Carloads of patrons gather beneath the projection screen at the Sauerbeck Family Drive-In on Nov. 12, 2020.

The results of the drive-ins have also been mixed; attendance has dropped with the temperature. More than 200 carloads showed up to the first show on Oct. 8, but only about 40 showed up to the next one — then 25, then 13.

The projection booth at Sauerbeck Family Drive-In illuminates the  heavy rain on Oct. 29, 2020.

On Dec. 1, Teddy was again on the screen, telling the audience, “We’ve been adapting and learning and growing in this period of musical and artistic challenges, but music is one of those things that gives us our deepest sense of hope and the possibilities of the future.”

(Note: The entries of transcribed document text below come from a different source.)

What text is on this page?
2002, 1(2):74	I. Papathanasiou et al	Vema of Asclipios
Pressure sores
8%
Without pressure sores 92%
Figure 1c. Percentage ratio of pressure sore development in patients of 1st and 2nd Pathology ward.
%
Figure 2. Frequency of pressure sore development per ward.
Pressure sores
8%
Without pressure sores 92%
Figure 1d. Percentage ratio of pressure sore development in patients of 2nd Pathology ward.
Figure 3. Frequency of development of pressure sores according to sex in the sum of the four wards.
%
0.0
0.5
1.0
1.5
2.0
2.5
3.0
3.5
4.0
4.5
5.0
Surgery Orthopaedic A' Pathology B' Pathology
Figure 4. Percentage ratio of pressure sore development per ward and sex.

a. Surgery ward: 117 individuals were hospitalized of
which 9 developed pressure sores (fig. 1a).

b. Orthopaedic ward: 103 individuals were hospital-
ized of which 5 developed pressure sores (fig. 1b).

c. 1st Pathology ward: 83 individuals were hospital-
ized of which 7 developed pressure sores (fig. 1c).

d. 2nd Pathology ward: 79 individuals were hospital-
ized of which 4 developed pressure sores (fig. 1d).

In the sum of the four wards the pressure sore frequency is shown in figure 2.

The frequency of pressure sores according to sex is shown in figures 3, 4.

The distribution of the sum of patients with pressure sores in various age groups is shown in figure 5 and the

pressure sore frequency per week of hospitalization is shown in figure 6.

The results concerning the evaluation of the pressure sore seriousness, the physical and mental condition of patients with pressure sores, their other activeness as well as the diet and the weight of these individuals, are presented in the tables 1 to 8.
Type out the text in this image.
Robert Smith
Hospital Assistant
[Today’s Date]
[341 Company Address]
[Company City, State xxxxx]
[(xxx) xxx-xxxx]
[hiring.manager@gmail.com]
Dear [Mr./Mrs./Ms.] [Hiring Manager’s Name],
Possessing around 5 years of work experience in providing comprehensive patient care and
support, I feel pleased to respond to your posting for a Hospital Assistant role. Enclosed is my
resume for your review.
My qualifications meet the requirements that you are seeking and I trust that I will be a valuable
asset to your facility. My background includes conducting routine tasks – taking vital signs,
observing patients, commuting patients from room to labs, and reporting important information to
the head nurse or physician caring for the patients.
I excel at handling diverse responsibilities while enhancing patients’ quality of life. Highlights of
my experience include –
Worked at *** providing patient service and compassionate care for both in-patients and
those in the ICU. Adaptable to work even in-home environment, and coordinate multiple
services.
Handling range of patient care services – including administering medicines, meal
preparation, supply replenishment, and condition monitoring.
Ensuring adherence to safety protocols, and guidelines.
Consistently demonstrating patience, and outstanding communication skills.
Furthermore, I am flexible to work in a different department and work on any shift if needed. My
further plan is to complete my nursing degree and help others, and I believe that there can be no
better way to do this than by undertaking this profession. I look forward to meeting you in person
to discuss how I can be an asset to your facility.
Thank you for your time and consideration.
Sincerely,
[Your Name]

The inside of the projection booth at the Sauerbeck Family Drive-In on Oct. 29, 2020.

Teddy doesn’t go to the drive-ins. He might in the spring, if the turnout improves. Before the last concert of the year, “American Soul,” publicity director Michelle Winters told the News Service that Abrams had received the attendance reports from previous drive-ins with a terse, polite smile. He was hoping for better results, but he doesn’t know what to expect next.

One thing he does know, though, is that he doesn’t want to play any more funeral marches. People in Louisville, he said, have already heard enough of those.

The projection booth on Dec. 1, 2020.